Nov 03


Like many people in post-9/11 America, I’ve experienced a renewal of interest in displaying the flag. One place to do this, of course, is on your car. You have several options: attach a flag to your radio antenna, paste a flag sticker on the rear bumper, get one of those flag brackets that mounts in a window, or opt for a flag made of that flexible magnetic plastic that some refrigerator magnets are made of.
I decided on the magnets, and each of our vehicles now has one. They seem to me to be the best solution: the antenna-mounted flags get tattered too quickly, bumper stickers are impossible to remove, and the brackets make your windows leak. The magnets have all of the advantages of a bumper sticker and none of the flaws: they can easily be removed, repositioned, or even moved to another vehicle; if they collect dirt, you can take them off and clean under them; and they don’t fade like paper stickers do. Sure, they’re a bit more expensive, but not enough to matter.
So why aren’t all bumper stickers made of this stuff? For that matter, why aren’t license plates made out of it? Car dealers figured out the advantages of magnetic license plates years ago; you’ve probably noticed the special magnetic frames they use, so they can quickly switch dealer plates from one vehicle to another. The rest of us don’t need to do that, but it would still make sense for license plates to stick to your car on their own without having to be mounted in a special holder.
I know what you’re thinking: wouldn’t that make it too easy for people to steal your plate? Not really. Anyone with a screwdriver can steal your plate right now. It only takes a minute to undo the screws and walk off with it. Yet few license plates ever get stolen. It won’t make any difference if doing so no longer requires the screwdriver.
I suspect the real reason why neither license plates nor bumper stickers are magnetic is simply that no one has thought of doing it.
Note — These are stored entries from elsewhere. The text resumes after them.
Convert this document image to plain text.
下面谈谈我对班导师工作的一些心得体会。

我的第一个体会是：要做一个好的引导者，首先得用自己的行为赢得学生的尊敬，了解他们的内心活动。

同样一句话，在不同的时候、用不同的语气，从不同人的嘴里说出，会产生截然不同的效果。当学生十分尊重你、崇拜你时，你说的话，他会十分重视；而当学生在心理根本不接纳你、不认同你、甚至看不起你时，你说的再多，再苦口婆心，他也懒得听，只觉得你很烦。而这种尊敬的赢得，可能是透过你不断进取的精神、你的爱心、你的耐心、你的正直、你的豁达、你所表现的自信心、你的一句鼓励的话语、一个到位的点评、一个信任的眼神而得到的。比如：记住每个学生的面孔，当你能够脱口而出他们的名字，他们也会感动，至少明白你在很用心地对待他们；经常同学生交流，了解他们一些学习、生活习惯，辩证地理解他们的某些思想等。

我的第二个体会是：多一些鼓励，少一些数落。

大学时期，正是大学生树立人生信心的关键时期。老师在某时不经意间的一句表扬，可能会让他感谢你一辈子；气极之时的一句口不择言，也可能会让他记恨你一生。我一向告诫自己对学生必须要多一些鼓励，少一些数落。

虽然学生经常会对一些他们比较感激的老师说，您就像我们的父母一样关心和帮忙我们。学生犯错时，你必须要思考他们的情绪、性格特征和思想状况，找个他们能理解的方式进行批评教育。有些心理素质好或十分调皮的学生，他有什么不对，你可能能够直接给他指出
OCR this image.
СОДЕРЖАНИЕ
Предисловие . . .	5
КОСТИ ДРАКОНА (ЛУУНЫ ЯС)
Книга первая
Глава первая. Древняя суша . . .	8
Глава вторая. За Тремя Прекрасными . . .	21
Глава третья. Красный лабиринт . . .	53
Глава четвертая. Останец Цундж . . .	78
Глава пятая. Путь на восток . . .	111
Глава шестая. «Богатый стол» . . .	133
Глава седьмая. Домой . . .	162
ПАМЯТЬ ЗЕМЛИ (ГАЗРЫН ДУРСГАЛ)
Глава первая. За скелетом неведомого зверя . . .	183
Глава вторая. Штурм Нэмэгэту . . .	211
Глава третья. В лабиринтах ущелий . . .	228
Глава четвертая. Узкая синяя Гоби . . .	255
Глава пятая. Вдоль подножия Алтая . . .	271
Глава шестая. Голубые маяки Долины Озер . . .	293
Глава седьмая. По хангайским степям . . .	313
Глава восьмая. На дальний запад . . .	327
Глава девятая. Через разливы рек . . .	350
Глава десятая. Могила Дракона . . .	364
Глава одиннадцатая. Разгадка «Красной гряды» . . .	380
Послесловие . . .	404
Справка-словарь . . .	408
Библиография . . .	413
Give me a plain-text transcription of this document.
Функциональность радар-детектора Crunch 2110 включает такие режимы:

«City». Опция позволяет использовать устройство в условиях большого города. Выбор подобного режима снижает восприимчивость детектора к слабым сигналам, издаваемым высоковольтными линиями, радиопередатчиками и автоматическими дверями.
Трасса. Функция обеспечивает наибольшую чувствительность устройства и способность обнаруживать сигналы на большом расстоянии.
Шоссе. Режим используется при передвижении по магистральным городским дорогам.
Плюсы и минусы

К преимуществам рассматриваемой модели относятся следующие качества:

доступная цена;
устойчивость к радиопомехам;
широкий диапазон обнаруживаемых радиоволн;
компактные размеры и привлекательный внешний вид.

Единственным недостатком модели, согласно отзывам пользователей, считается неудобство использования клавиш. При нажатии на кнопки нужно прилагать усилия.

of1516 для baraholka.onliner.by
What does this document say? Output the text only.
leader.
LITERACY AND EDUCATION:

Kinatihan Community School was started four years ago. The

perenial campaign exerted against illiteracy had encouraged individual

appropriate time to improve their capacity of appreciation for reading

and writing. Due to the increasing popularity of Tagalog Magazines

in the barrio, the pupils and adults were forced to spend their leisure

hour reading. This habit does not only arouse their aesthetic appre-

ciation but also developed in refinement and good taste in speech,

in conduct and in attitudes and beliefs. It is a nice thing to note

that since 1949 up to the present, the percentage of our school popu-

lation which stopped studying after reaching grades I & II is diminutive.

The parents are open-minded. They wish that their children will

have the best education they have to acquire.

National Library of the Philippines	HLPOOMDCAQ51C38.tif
This is probably also the reason why the full potential of refrigerator magnets hasn’t been tapped. Refrigerator magnets are a brilliant advertising ploy, because they’re actually useful. You can never have too many of them. And so people tend to hang onto them for years (sometimes long after the company they advertise has ceased to exist). You may not give the advertiser your business, but their phone number is right there on your refrigerator door if you ever decide to.
Yet when a business hires people to put advertisements on parked cars, they always use paper flyers and stick them under your windshield wiper. This never works, because a piece of paper is worthless. Those flyers end up on the ground or in the nearest trash can. Why not hire people to stick refrigerator magnets to your car? You’re more likely to put that magnet in your pocket than in a trash can, and odds are it will end up on your fridge for the next decade or so.

Nov 01

Coffee continued

Of course there is a downside to drinking coffee. And it’s not the caffeine addiction (I already had that) or the risk of coffee stains. No, it’s that joining the global fraternity of coffee drinkers has made me aware of a whole new realm of human dimwittedness: coffee idiots.
I don’t mean the people who pour themselves a cup and leave half an ounce in the pot instead of brewing more. Everyone knows about those idiots. I’m talking about the ones who, as soon as a new pot is brewed, immediately reach past the previously existing one and go for the pot that’s ten whole minutes fresher. And, for that matter, the people who brew a new pot when the previous one (I refuse to say “old,” because it’s not) is more than half full. What are they thinking? At first I theorized that these people couldn’t stand the sight of an empty pot, or that they were simply anticipating future demand. But yesterday, I had both of those theories shot down. I walked into the break room and saw a mostly-full pot of regular coffee, another pot just starting to fill with more regular coffee, and, on the rear burner of the coffee maker, the decaf pot sitting completely empty.
And what’s the point of these plastic or wooden stirrers? If you put the sweetener and creamer into your mug first and then fill it with coffee, you generate more than enough turbulence to dissolve everything. As far as I can see, the stirrers are completely redundant.
No, all the caffeine is not making me cranky. Shut up or I’ll whack you with my thermal mug. (Hey, it’s empty — time for a refill.)

Nov 01

It’s going to take more than 24 days

The news media have been making fools of themselves in recent days by claiming the the war in Afghanistan has somehow “bogged down” or “reached a stalemate” because we’ve been bombing for three whole weeks and we still haven’t won. (Some observers have pointed out that news conferences are beginning to sound like the Saturday Night Live “Gulf War Briefing” skit.) Finally, in today’s prepared statement, Secretary of Defense Rumsfeld addressed the question head-on and, in essence, told the press that they are behaving like idiots. Woohoo! After their disgracefully overblown coverage of the anthrax scare, it’s very satisfying to see them reprimanded so effectively.